Creating New Habits Means Doing New Habits

January 5, 2016 in Exercise, Fitness, General, Health, Psychology of Food, Uncategorized, Weight Management by Joyce Bunderson

Since only 8 percent of Americans achieve their New Year’s resolutions, many are discouraged to try. But there is a considerable amount of new research that can help us learn how to get better at identifying a goal and actually reaching it. Often our goals are related to habits – lifetime habits that are taking us to destinations we do not want to reach. There’s a nice little piece by Wendy Wood (a Provost Professor of Psychology and Business at the University of Southern California) regarding Five myths about our habits. It is found in the December 31, 2015 Washington Post. I’d say it’s definitely worth the two minutes that it will take to read it.
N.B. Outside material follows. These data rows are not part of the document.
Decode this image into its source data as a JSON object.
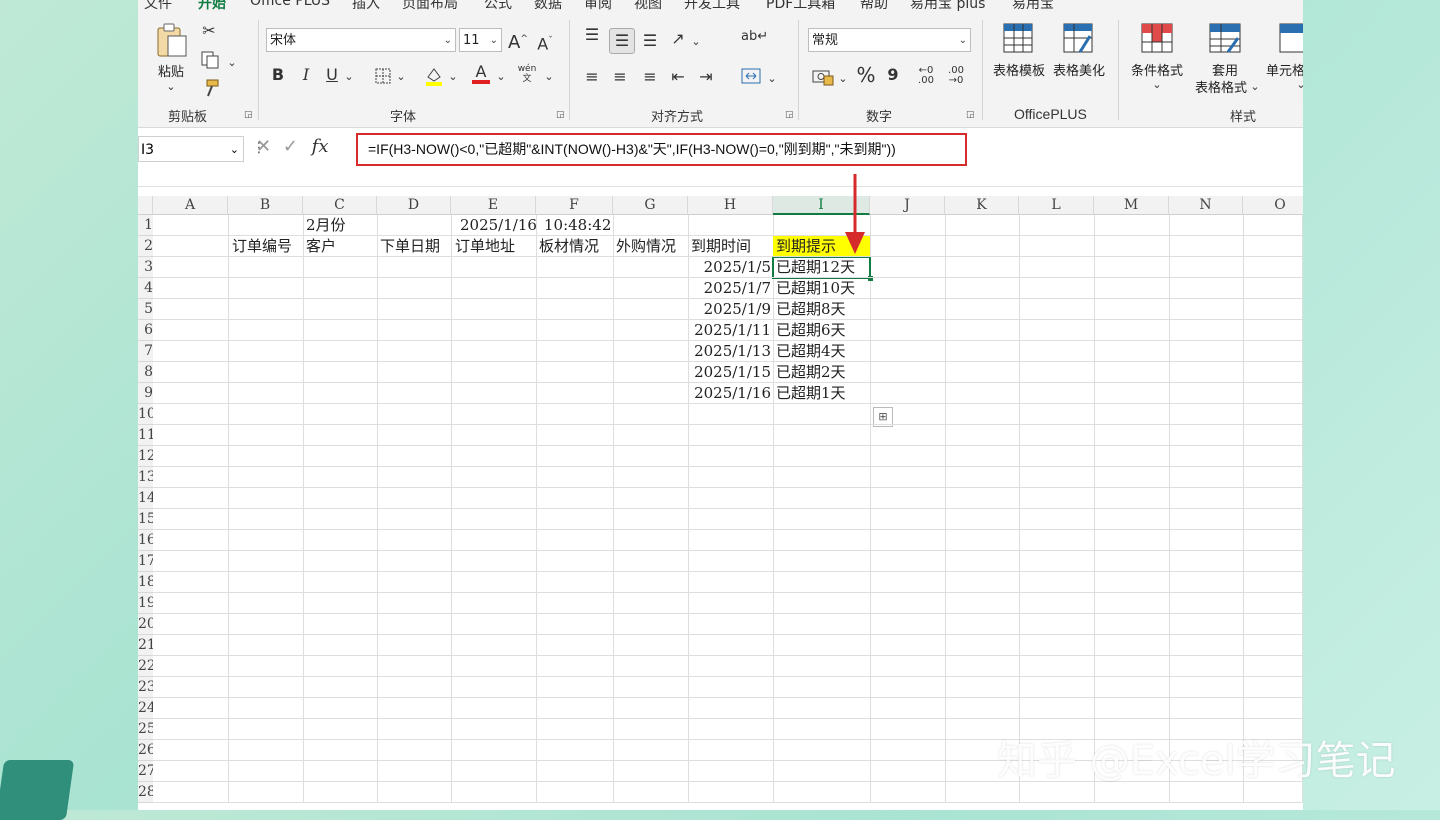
{
  "menu": {
    "items": [
      "文件",
      "开始",
      "Office PLUS",
      "插入",
      "页面布局",
      "公式",
      "数据",
      "审阅",
      "视图",
      "开发工具",
      "PDF工具箱",
      "帮助",
      "易用宝 plus",
      "易用宝"
    ],
    "active_index": 1
  },
  "ribbon": {
    "clipboard": {
      "label": "剪贴板",
      "paste_label": "粘贴"
    },
    "font": {
      "label": "字体",
      "font_name": "宋体",
      "font_size": "11",
      "bold": "B",
      "italic": "I",
      "underline": "U",
      "phonetic": "wén"
    },
    "alignment": {
      "label": "对齐方式"
    },
    "number": {
      "label": "数字",
      "format": "常规",
      "percent": "%",
      "comma": "9",
      "inc_decimal": ".00",
      "dec_decimal": ".00"
    },
    "officeplus": {
      "label": "OfficePLUS",
      "table_template": "表格模板",
      "table_beautify": "表格美化"
    },
    "styles": {
      "label": "样式",
      "conditional": "条件格式",
      "format_table_1": "套用",
      "format_table_2": "表格格式",
      "cell_styles": "单元格"
    }
  },
  "formula_bar": {
    "name_box": "I3",
    "fx": "fx",
    "formula": "=IF(H3-NOW()<0,\"已超期\"&INT(NOW()-H3)&\"天\",IF(H3-NOW()=0,\"刚到期\",\"未到期\"))"
  },
  "sheet": {
    "columns": [
      "A",
      "B",
      "C",
      "D",
      "E",
      "F",
      "G",
      "H",
      "I",
      "J",
      "K",
      "L",
      "M",
      "N",
      "O"
    ],
    "selected_column": "I",
    "row_numbers": [
      "1",
      "2",
      "3",
      "4",
      "5",
      "6",
      "7",
      "8",
      "9",
      "10",
      "11",
      "12",
      "13",
      "14",
      "15",
      "16",
      "17",
      "18",
      "19",
      "20",
      "21",
      "22",
      "23",
      "24",
      "25",
      "26",
      "27",
      "28"
    ],
    "row1": {
      "C": "2月份",
      "E": "2025/1/16",
      "F": "10:48:42"
    },
    "headers": {
      "B": "订单编号",
      "C": "客户",
      "D": "下单日期",
      "E": "订单地址",
      "F": "板材情况",
      "G": "外购情况",
      "H": "到期时间",
      "I": "到期提示"
    },
    "rows": [
      {
        "H": "2025/1/5",
        "I": "已超期12天"
      },
      {
        "H": "2025/1/7",
        "I": "已超期10天"
      },
      {
        "H": "2025/1/9",
        "I": "已超期8天"
      },
      {
        "H": "2025/1/11",
        "I": "已超期6天"
      },
      {
        "H": "2025/1/13",
        "I": "已超期4天"
      },
      {
        "H": "2025/1/15",
        "I": "已超期2天"
      },
      {
        "H": "2025/1/16",
        "I": "已超期1天"
      }
    ]
  },
  "watermark": "知乎 @Excel学习笔记",
  "colors": {
    "accent": "#107c41",
    "highlight": "#ffff00",
    "annotation": "#d62b2b"
  }
}
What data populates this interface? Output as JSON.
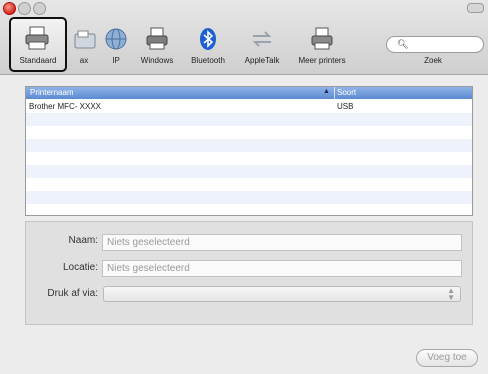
{
  "toolbar": {
    "items": [
      {
        "label": "Standaard",
        "icon": "printer-icon"
      },
      {
        "label": "Fax",
        "icon": "fax-icon"
      },
      {
        "label": "IP",
        "icon": "globe-icon"
      },
      {
        "label": "Windows",
        "icon": "windows-printer-icon"
      },
      {
        "label": "Bluetooth",
        "icon": "bluetooth-icon"
      },
      {
        "label": "AppleTalk",
        "icon": "appletalk-icon"
      },
      {
        "label": "Meer printers",
        "icon": "printer-icon"
      }
    ],
    "search_label": "Zoek",
    "visible_labels": {
      "fax": "ax"
    }
  },
  "list": {
    "columns": [
      "Printernaam",
      "Soort"
    ],
    "rows": [
      {
        "name": "Brother MFC- XXXX",
        "type": "USB"
      }
    ]
  },
  "form": {
    "naam_label": "Naam:",
    "naam_value": "Niets geselecteerd",
    "locatie_label": "Locatie:",
    "locatie_value": "Niets geselecteerd",
    "druk_label": "Druk af via:",
    "druk_value": ""
  },
  "add_button": "Voeg toe",
  "colors": {
    "header_blue": "#6a95d8",
    "row_alt": "#eef3fb",
    "bluetooth": "#1c5fd1"
  }
}
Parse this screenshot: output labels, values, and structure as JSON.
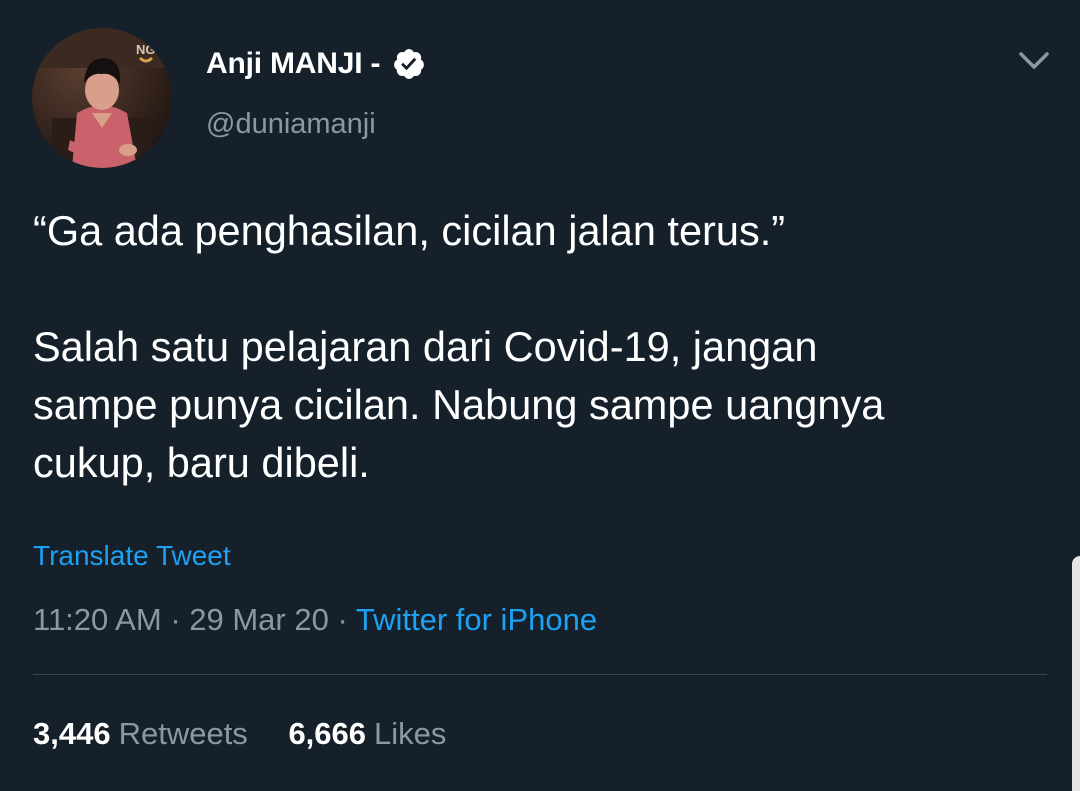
{
  "author": {
    "display_name": "Anji MANJI -",
    "handle": "@duniamanji",
    "verified": true,
    "avatar_text": "NG"
  },
  "tweet": {
    "text_line1": "“Ga ada penghasilan, cicilan jalan terus.”",
    "text_para2_line1": "Salah satu pelajaran dari Covid-19, jangan",
    "text_para2_line2": "sampe punya cicilan. Nabung sampe uangnya",
    "text_para2_line3": "cukup, baru dibeli.",
    "translate_label": "Translate Tweet",
    "time": "11:20 AM",
    "separator": "·",
    "date": "29 Mar 20",
    "source": "Twitter for iPhone"
  },
  "stats": {
    "retweets_count": "3,446",
    "retweets_label": "Retweets",
    "likes_count": "6,666",
    "likes_label": "Likes"
  },
  "icons": {
    "verified": "verified-badge-icon",
    "menu": "chevron-down-icon"
  },
  "colors": {
    "background": "#15202b",
    "text_primary": "#ffffff",
    "text_secondary": "#8899a6",
    "link": "#1da1f2",
    "divider": "#38444d"
  }
}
  • What’s really nice is that Wood jumps right in with a discussion of self-control. When I used to teach classes on weight management, I’d try to help the class members recognized that self-control is not a muscle that benefits from exercise. When you want to build a new habit, think of all the ways you can make it easier to begin doing the new habit, while taking away time and thought about the old one. Don’t rely just on what most of us commonly consider self-control – meaning NOT TO DO something. What works best really is developing the new habit – doing the new habit, again and again, gives us what we can properly call self-control. Half of what we do is merely habit – good or bad – productive or unproductive. We may as well have good, productive habits, replacing those that lead us to dissatisfaction, poor health and unhappiness – replacing them with good ones.
  • One of my favorite ideas that Wood wrote about is simply; “Habits are made by doing. We can be motivated to change a habit; but the way to change a habit is by doing (repeatedly) the desired new habit.”
  • Make the desired new habit routine – same time of day, same location, same type of meal, for example.
  • In my experience, environmental control is a vital skillful new habit to develop. Those of you, who read this blog frequently, realize that I write about environmental control or refer to past articles where I have written about it recurrently. In Wood’s piece, she discusses (myth #4) a choice between goal-setting and environmental change books. Wood has included a link to a USC doctoral dissertation for those of you who really want to get into the meat of the dual roles (friend or foe) of habits (or as she calls them, routinized behavior).

While I would agree that starting with environmental change is optimal, I do believe that setting proper, specific and realistic goals is helpful; otherwise, some may not really have a good idea where to start. In our family, we call them “Doable Dreams.” For example, if your goal is to get healthier in the New Year and that’s it; then where do you start? Getting healthier is too vague, too “dreamy.” Make it specific by making some core aspect of it doable. For example, if you want to ‘clean up’ your environment, to better position yourself to be healthy, knowing which food will support your goals and which will not is useful. So certainly, this business of controlling our environment is a little more complex than we may think at the beginning. Without doubt, however, you should begin taking steps to modify your surroundings. If one of your goals is to eat healthier, and you can’t bear to throw out grandma’s cookies; the stack of processed meat; the barley-touched bag of chips; the gallons of ice cream that no one ate; and the gifts of candy, then consider a trip to the food bank or a neighbor with a large family. Note: I’d like to remind you: your health is worth far more than what you’ve paid for that food (using the word loosely here). Though I do not like to waste food, my doable dream, now becoming a habit, is to make throwing out or giving away food a virtue. I’d say it’s better to learn from the experience; buy less next time; waste what you can’t give away, than it is to ‘waste’ your health.

If you want to improve your life this year, then jump in and begin setting Doable Dreams and practicing to make them new habits. This will lead toward the outcomes you desire. Sending my best for a wonderful 2016.